Irene smiled, closed her eyes, and gave one reassuring nod.
“Great.” Amy then called to her children in the den: “I’m leaving, guys. I love you.”
Carrie and Caleb, eyes stuck on the computer screen, mumbled something simultaneously over their shoulders that sounded like “love you too.”
Amy turned to Irene. “Such sincerity.”
Irene smiled.
Amy turned back to the den. “Password, please,” she said to them.

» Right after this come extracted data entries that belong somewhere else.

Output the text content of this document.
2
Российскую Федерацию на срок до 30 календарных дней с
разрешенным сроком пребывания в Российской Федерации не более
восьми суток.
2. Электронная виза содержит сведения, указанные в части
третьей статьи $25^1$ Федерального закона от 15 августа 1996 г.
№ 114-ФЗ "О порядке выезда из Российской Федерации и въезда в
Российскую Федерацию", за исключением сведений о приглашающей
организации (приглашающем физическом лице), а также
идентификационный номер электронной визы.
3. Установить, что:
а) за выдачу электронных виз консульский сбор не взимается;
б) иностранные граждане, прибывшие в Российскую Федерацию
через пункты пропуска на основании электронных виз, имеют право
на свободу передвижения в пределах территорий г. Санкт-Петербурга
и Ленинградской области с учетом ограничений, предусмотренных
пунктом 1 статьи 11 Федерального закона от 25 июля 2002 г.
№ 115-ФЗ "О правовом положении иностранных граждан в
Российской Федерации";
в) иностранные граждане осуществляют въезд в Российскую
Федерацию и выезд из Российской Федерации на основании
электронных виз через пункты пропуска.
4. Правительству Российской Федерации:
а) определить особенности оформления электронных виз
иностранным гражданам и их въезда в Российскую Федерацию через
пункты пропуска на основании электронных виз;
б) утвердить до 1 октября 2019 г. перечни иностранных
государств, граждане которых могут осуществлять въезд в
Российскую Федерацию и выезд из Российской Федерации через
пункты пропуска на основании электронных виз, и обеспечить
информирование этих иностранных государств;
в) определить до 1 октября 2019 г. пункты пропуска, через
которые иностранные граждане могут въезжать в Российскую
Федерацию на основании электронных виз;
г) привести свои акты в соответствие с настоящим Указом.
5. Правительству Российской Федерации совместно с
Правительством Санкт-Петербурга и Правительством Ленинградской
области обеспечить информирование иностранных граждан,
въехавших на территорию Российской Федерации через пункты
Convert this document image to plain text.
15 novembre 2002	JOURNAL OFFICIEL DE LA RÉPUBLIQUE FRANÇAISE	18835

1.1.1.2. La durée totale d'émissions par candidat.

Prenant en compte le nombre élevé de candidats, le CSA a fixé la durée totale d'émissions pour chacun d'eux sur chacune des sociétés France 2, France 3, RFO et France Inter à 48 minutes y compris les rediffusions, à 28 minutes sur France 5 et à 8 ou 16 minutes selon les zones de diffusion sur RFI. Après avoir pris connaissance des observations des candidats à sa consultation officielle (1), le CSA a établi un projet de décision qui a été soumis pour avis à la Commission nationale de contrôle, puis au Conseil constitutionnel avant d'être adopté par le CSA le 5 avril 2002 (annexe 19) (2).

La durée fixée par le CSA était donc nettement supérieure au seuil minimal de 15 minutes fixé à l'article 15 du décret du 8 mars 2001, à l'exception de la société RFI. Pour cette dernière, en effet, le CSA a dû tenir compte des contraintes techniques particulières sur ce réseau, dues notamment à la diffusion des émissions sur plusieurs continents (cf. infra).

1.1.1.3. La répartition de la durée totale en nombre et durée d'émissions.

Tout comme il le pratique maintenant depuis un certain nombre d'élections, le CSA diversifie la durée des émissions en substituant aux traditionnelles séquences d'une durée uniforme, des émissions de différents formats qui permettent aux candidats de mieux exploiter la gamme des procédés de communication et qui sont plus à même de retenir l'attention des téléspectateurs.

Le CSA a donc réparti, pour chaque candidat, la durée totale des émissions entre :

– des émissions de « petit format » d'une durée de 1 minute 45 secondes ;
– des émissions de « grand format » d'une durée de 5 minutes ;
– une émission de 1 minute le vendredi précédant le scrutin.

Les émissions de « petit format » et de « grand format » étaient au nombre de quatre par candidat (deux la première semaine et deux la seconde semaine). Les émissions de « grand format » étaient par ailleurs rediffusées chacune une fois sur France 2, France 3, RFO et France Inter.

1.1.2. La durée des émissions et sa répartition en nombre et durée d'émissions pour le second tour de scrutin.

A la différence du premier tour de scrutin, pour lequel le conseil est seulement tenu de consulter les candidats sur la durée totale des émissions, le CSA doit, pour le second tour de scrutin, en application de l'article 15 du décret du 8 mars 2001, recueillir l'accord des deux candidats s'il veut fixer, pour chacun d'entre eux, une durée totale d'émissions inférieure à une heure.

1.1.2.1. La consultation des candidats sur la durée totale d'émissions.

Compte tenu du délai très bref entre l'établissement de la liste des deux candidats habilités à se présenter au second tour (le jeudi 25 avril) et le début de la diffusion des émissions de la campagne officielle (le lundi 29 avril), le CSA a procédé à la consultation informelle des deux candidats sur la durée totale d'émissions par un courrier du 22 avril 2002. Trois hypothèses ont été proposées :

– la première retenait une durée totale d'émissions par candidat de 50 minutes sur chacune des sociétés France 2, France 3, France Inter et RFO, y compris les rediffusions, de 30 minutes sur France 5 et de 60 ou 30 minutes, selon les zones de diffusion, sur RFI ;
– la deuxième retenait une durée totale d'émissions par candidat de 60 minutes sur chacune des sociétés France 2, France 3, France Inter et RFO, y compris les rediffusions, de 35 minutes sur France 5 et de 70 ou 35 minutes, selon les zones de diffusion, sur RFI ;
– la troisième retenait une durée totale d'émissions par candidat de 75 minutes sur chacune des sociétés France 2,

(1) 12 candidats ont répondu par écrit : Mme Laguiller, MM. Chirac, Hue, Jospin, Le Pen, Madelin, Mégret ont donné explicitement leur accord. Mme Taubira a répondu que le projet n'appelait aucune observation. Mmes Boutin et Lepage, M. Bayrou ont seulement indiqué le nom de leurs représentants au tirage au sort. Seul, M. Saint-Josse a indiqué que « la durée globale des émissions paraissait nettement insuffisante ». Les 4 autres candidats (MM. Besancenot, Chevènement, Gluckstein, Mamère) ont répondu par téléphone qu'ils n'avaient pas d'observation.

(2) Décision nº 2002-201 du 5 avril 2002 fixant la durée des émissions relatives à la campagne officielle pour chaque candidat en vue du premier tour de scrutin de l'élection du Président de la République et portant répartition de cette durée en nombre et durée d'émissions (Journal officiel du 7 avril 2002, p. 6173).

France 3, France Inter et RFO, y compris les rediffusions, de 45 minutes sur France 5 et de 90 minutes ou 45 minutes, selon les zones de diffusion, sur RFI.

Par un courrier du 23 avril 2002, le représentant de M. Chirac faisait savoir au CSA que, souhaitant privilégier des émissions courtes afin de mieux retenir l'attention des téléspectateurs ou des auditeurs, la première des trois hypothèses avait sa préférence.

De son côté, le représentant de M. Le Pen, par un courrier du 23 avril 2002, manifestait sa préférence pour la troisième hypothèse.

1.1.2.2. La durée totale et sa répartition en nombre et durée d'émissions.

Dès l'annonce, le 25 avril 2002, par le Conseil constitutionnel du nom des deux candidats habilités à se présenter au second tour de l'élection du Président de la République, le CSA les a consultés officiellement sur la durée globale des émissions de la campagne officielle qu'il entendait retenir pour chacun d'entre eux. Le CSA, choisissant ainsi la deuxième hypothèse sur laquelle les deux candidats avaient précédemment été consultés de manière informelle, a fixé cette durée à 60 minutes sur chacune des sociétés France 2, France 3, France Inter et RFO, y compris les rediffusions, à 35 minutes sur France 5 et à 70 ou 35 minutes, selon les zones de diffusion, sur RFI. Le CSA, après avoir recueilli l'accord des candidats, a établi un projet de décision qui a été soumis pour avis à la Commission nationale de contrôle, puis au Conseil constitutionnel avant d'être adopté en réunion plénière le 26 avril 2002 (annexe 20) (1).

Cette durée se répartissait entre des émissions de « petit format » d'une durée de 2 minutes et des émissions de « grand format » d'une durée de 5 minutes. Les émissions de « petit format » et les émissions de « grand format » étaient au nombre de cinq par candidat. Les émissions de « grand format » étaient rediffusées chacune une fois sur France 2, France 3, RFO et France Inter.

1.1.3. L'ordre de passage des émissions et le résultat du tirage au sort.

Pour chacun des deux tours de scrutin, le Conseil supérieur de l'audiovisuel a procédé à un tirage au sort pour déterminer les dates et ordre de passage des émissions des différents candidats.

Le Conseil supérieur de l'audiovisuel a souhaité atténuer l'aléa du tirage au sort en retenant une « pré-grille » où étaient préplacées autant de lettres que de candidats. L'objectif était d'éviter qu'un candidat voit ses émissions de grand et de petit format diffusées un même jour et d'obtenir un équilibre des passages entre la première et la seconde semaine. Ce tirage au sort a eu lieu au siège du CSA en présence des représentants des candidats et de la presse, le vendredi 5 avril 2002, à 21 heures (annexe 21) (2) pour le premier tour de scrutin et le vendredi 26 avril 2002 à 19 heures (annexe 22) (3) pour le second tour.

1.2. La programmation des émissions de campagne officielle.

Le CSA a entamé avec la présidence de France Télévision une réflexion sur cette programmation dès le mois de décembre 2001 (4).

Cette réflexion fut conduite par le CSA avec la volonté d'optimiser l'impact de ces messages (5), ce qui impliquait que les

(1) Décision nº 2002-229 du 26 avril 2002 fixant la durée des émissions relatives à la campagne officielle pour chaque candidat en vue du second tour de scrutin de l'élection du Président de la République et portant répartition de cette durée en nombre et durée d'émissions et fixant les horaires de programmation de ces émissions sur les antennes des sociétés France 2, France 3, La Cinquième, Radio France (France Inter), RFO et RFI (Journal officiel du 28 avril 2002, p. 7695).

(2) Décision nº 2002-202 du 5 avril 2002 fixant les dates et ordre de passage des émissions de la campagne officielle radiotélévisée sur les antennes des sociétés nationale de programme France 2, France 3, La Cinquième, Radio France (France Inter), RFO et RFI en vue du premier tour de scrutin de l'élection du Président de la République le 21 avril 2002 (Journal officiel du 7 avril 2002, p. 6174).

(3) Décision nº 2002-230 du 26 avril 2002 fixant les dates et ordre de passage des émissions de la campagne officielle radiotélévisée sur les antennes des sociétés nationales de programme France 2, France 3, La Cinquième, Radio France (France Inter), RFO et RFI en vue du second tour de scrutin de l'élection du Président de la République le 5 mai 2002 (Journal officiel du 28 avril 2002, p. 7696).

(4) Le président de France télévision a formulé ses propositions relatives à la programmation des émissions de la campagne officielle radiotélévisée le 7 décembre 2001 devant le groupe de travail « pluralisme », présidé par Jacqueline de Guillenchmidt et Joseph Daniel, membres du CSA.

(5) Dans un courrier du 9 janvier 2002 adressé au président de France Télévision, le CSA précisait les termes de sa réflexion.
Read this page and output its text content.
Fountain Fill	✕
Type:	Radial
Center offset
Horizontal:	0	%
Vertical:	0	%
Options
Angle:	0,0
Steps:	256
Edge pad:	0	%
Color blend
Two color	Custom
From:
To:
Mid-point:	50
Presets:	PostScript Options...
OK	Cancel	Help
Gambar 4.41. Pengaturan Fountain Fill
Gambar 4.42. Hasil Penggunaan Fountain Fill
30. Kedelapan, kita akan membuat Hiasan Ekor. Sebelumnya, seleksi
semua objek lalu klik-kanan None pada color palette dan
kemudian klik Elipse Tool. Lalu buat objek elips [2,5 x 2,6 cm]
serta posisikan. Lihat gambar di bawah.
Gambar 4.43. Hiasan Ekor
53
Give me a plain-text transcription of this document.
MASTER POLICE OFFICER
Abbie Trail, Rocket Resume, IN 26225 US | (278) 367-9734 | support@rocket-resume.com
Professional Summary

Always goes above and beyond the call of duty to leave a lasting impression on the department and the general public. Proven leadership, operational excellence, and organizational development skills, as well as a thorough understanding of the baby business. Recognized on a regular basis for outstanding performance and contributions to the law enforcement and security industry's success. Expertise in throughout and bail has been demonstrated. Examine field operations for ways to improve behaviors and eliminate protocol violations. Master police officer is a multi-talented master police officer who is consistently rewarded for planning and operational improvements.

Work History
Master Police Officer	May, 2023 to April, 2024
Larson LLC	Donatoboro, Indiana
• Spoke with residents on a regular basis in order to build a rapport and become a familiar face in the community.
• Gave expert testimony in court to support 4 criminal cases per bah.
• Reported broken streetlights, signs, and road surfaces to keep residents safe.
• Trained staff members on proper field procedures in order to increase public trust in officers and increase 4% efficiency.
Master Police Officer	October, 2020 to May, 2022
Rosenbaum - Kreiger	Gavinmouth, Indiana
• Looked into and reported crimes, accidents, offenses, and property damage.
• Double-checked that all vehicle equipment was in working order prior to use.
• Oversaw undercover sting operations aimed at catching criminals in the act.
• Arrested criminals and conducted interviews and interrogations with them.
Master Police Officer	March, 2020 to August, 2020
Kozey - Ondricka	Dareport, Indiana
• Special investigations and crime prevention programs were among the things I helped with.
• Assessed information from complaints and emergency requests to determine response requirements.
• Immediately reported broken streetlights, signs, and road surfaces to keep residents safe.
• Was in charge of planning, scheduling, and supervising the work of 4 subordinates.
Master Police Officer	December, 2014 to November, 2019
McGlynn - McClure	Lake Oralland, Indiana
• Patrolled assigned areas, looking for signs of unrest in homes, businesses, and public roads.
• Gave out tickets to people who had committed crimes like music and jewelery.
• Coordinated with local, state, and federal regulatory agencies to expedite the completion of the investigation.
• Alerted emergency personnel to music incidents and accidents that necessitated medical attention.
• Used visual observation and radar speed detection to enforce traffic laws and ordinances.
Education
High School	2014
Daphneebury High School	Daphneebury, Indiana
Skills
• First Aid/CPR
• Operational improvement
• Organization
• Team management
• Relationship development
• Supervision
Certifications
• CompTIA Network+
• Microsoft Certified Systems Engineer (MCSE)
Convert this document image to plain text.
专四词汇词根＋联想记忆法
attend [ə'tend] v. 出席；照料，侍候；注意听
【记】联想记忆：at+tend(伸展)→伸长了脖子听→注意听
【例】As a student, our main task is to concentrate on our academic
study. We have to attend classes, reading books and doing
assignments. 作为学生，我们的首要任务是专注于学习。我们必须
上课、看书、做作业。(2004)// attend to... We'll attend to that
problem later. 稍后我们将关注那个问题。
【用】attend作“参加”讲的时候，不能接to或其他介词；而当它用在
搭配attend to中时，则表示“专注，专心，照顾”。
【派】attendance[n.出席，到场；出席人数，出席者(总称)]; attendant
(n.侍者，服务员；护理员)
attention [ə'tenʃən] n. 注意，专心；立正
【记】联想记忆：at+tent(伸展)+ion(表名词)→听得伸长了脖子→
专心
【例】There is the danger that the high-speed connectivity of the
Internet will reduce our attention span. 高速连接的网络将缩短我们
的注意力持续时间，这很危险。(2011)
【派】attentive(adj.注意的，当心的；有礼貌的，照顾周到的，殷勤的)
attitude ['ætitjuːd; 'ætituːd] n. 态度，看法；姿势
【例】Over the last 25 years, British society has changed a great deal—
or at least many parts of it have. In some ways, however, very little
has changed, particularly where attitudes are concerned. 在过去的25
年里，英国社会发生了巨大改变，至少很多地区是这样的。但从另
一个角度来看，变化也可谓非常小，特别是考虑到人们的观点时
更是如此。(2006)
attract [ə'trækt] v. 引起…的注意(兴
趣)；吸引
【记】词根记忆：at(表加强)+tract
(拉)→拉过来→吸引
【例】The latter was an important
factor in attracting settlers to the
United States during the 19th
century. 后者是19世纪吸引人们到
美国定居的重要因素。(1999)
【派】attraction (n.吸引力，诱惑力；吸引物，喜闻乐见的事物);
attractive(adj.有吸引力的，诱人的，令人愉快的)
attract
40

Carrie elbowed Caleb and yelled at him for missing an important piece in the game. Caleb elbowed back and told her to shut up.
“Password, please,” Amy reiterated firmly.
Both kids spun in their seats, faced their mother, and said “unicorn,” then quickly spun back and resumed playing.
“Thank you. Be good for Mrs. Flannigan now.”
“Oh, they’re always good,” Irene said.
“Yeah? My offer for the week still stands,” Amy said.
Irene put a hand on Amy’s shoulder and gestured toward the front door. “You’re going to be late, love.”